The Space Force has unveiled a variety of bonuses in the past to try and recruit highly qualified candidates with science and technology backgrounds from the private sector.
Greiner also told reporters the vast majority -- about 700 -- of those 800 jobs are positions that would be moved from the Air Force to the Space Force. Even with that increase, the Space Force would still remain the smallest of all the military service branches with a total of about 14,300 positions, including civilian jobs.
The Department of the Air Force has also requested a 5.2% increase in pay for Guardians, a 4.2% raise in the Basic Allowance for Housing, and a 3.4% bump in the Basic Allowance for Subsistence.
As part of the service's request, there is a $330 million ask for improvements and capabilities at the Space Force's bases, with a focus on improving buildings, roads, utilities and infrastructure at Cape Canaveral Space Force Station's launch facilities in Florida and Vandenberg Space Force Base in California.

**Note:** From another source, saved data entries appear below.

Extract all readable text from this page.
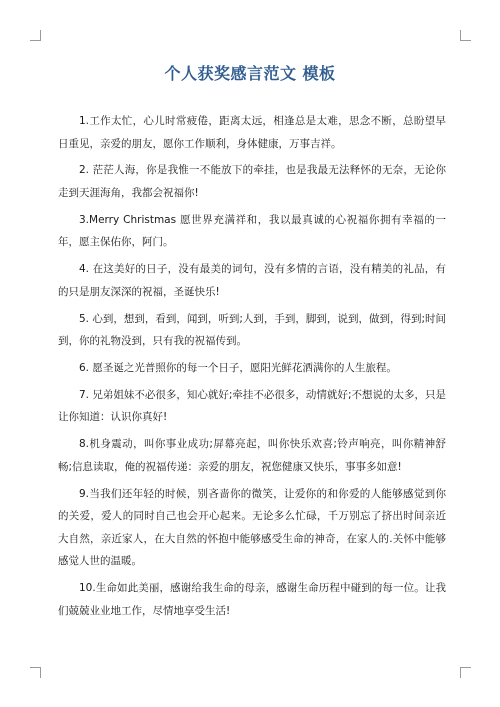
个人获奖感言范文 模板

1.工作太忙，心儿时常疲倦，距离太远，相逢总是太难，思念不断，总盼望早日重见，亲爱的朋友，愿你工作顺利，身体健康，万事吉祥。

2. 茫茫人海，你是我惟一不能放下的牵挂，也是我最无法释怀的无奈，无论你走到天涯海角，我都会祝福你!

3.Merry Christmas 愿世界充满祥和，我以最真诚的心祝福你拥有幸福的一年，愿主保佑你，阿门。

4. 在这美好的日子，没有最美的词句，没有多情的言语，没有精美的礼品，有的只是朋友深深的祝福，圣诞快乐!

5. 心到，想到，看到，闻到，听到;人到，手到，脚到，说到，做到，得到;时间到，你的礼物没到，只有我的祝福传到。

6. 愿圣诞之光普照你的每一个日子，愿阳光鲜花洒满你的人生旅程。

7. 兄弟姐妹不必很多，知心就好;牵挂不必很多，动情就好;不想说的太多，只是让你知道：认识你真好!

8.机身震动，叫你事业成功;屏幕亮起，叫你快乐欢喜;铃声响亮，叫你精神舒畅;信息读取，俺的祝福传递：亲爱的朋友，祝您健康又快乐，事事多如意!

9.当我们还年轻的时候，别吝啬你的微笑，让爱你的和你爱的人能够感觉到你的关爱，爱人的同时自己也会开心起来。无论多么忙碌，千万别忘了挤出时间亲近大自然，亲近家人，在大自然的怀抱中能够感受生命的神奇，在家人的.关怀中能够感觉人世的温暖。

10.生命如此美丽，感谢给我生命的母亲，感谢生命历程中碰到的每一位。让我们兢兢业业地工作，尽情地享受生活!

Around $30 million is being requested to develop a variety of training initiatives, including the Space Force's graduate school program at Johns Hopkins University in Washington, D.C., as well as boosting the Space Force's own basic military training, known as BMT, currently hosted at Joint Base San Antonio-Lackland in Texas.
"They're laying in the program at Johns Hopkins for their intermediate leader education and their senior leader education," Greiner said. "So, this continues to fund their university partner program, BMT, those types of efforts."
Overall, the Space Force is asking Congress for $30 billion in fiscal 2024 -- a more than $5 billion increase from last year's request -- which, if approved, would be the largest in the service's history.
That increase is mostly directed at research and development efforts focused on missile warning and tracking, a similar theme from the year prior as tensions continue to grow in the Pacific and the Department of the Air Force continues to compete with China in outer space.
Air Force Secretary Frank Kendall told reporters March 10 that the Department of the Air Force's budget reflects the Air Force and Space Force's priorities regarding those looming threats from China, but Congress' delays in getting the services' objectives funded is always a worry.
"The threat we're most concerned about is the pacing challenge, China and their military modernization program," Kendall said. "We move at the pace of money and engineering, and you don't start until you get the money."